Tingginya Gugatan Cerai di Lhokseumawe: KDRT dan Konflik Rumah Tangga Jadi Pemicu Utama

Lhokseumawe – Selama tiga bulan pertama tahun 2025, Pengadilan Syariah Lhokseumawe mencatat sebanyak 72 kasus gugatan cerai yang diajukan oleh para istri terhadap suami mereka. Data ini mengungkap tren yang mengkhawatirkan terkait disintegrasi keluarga di wilayah tersebut.

Fauzi, Panitera Mahkamah Syariah Lhokseumawe, mengonfirmasi bahwa mayoritas gugatan cerai tersebut dilatarbelakangi oleh persoalan-persoalan domestik yang kompleks. Di antara faktor dominan adalah:

  • Kekerasan Dalam Rumah Tangga (KDRT)
  • Konflik berkepanjangan antar pasangan
  • Ketidakstabilan ekonomi keluarga
  • Pengabaian tanggung jawab sebagai suami
  • Kebiasaan konsumsi minuman keras
  • Keterlibatan dalam masalah hukum

Dari total kasus yang tercatat, sekitar 56 perkara telah memperoleh putusan pengadilan, sementara sisanya masih dalam tahap persidangan. Selain itu, terdapat 21 kasus cerai talak yang diajukan suami, dengan 16 di antaranya telah diselesaikan.

Fenomena ini semakin menguatkan fakta bahwa angka perceraian di Lhokseumawe terus menunjukkan peningkatan dari tahun ke tahun. Menanggapi hal ini, Fauzi menyerukan pentingnya komitmen bersama untuk mempertahankan keharmonisan rumah tangga. Ia juga menekankan perlunya edukasi pranikah yang komprehensif guna mencegah pernikahan dini yang rentan berujung pada perceraian.
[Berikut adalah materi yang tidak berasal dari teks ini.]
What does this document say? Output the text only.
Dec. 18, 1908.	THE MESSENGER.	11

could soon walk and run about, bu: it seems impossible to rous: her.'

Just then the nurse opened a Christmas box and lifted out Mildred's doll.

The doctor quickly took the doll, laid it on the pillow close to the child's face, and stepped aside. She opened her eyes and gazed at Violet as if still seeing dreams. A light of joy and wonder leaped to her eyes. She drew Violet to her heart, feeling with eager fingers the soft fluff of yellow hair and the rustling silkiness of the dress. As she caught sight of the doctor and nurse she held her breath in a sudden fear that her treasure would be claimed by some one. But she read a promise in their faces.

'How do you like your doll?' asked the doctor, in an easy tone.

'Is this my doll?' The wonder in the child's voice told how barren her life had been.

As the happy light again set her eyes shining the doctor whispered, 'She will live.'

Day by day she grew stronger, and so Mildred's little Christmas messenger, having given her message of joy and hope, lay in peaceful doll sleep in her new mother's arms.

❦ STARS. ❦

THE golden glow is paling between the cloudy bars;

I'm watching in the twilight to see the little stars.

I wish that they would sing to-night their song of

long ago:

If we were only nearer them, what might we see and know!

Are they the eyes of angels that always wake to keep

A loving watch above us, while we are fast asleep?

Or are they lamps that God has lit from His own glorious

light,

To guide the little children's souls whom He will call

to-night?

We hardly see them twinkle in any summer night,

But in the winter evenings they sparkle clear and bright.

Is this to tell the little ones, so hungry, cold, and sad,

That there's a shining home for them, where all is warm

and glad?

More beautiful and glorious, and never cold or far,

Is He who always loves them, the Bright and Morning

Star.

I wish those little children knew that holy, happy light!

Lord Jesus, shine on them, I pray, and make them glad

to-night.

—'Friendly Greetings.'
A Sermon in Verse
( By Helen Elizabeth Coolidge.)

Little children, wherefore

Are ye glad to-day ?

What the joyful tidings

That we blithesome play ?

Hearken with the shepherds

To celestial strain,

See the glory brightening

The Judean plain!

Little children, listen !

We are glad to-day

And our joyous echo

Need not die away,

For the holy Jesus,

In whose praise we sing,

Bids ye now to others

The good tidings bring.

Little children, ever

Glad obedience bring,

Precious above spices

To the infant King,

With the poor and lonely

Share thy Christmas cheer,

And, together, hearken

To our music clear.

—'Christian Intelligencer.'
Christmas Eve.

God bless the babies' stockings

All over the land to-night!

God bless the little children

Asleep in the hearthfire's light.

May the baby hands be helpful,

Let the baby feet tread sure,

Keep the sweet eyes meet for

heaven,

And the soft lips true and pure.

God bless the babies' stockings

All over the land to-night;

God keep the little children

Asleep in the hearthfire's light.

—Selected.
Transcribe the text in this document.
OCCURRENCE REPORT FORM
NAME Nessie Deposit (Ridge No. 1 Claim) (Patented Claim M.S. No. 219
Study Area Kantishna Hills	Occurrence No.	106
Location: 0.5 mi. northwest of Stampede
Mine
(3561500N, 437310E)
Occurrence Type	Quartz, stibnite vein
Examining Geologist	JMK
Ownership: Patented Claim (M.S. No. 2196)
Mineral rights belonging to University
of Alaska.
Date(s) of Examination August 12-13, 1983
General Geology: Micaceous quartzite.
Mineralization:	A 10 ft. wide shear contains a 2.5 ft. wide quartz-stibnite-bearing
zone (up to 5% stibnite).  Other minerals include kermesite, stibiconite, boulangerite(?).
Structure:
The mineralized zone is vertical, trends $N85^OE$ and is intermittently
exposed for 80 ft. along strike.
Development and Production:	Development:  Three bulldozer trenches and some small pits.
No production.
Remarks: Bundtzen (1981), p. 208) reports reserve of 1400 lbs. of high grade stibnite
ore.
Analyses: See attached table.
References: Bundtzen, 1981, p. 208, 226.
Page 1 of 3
Upaya penanganan masalah ini memerlukan kolaborasi multisektoral. Fauzi menyoroti peran strategis Kementerian Agama melalui program bimbingan pranikah, serta kontribusi pemerintah daerah dalam sosialisasi hukum keluarga. Partisipasi aktif tokoh masyarakat dan ulama juga dinilai krusial untuk menekan laju perceraian di wilayah tersebut.